Thu Jun 7 17:50:16 CEST 2012

At Thu, 07 Jun 2012 23:25:39 +0800,
Liu Yuan wrote:
> 
> On 06/07/2012 11:20 PM, Liu Yuan wrote:
> 
> > On 06/07/2012 11:07 PM, MORITA Kazutaka wrote:
> > 
> >> 5 seconds is actually too short, but is it really good to remove
> >> timeout completely?  Without timeout, how long does send/recv/poll
> >> block when network error happens, and how long do guest OSes wait for
> >> read/write/flush to return?
> > 
> > 
> > How about set SO_KEEPALIVE for the connection?

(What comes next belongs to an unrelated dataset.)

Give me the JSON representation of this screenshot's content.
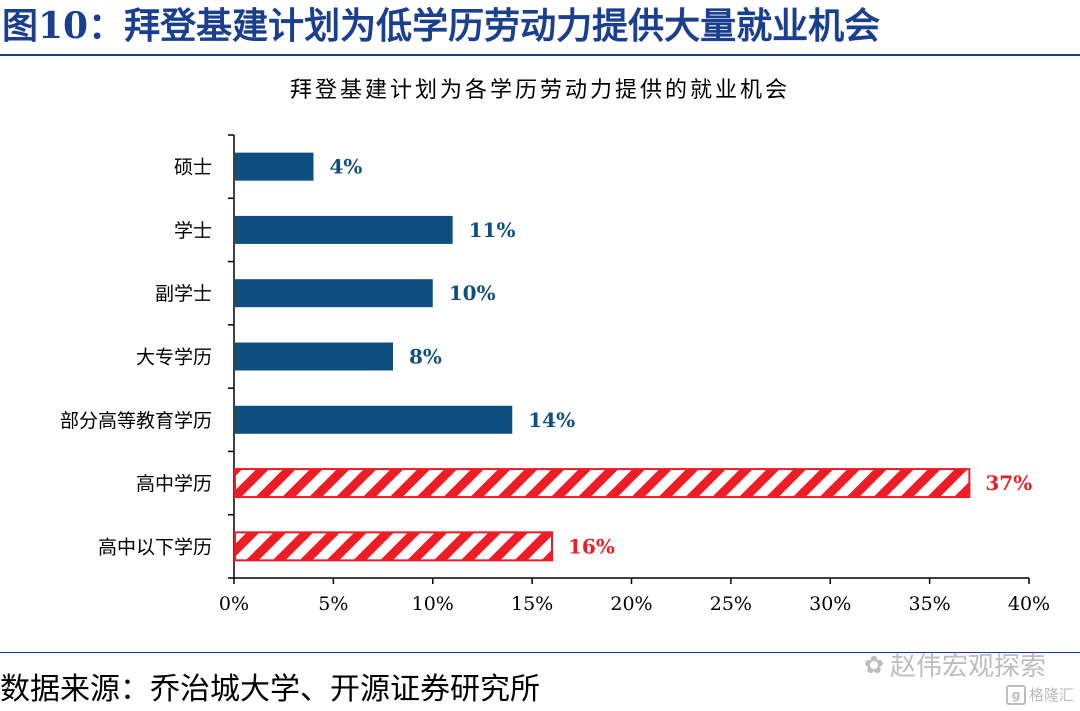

Let kernel handle the
> > heart-beat message seems to work.
> > 
> 
> 
> But we already have a membership backend to send heart-beat message to
> all nodes, that is why I originally planed to remove timeout completely,
> looks to me that we don't actually need any timeout mechanism again.
> Previous code need this timeout because IO blocks confchg, but now we
> don't have this constraint, so maybe just removing it would be clean and
> good enough.

The reason we use timeout for socket connections is that, when
membership change happens, the gateway should retry I/Os with a new
membership instead of sleeping long time in forward_read/write_obj_req
with an old membership.  If send/recv/poll blocks for a long time in
the gateway node, timeout happens in the guest OSes, which is what we
really want to avoid.

Thanks,

Kazutaka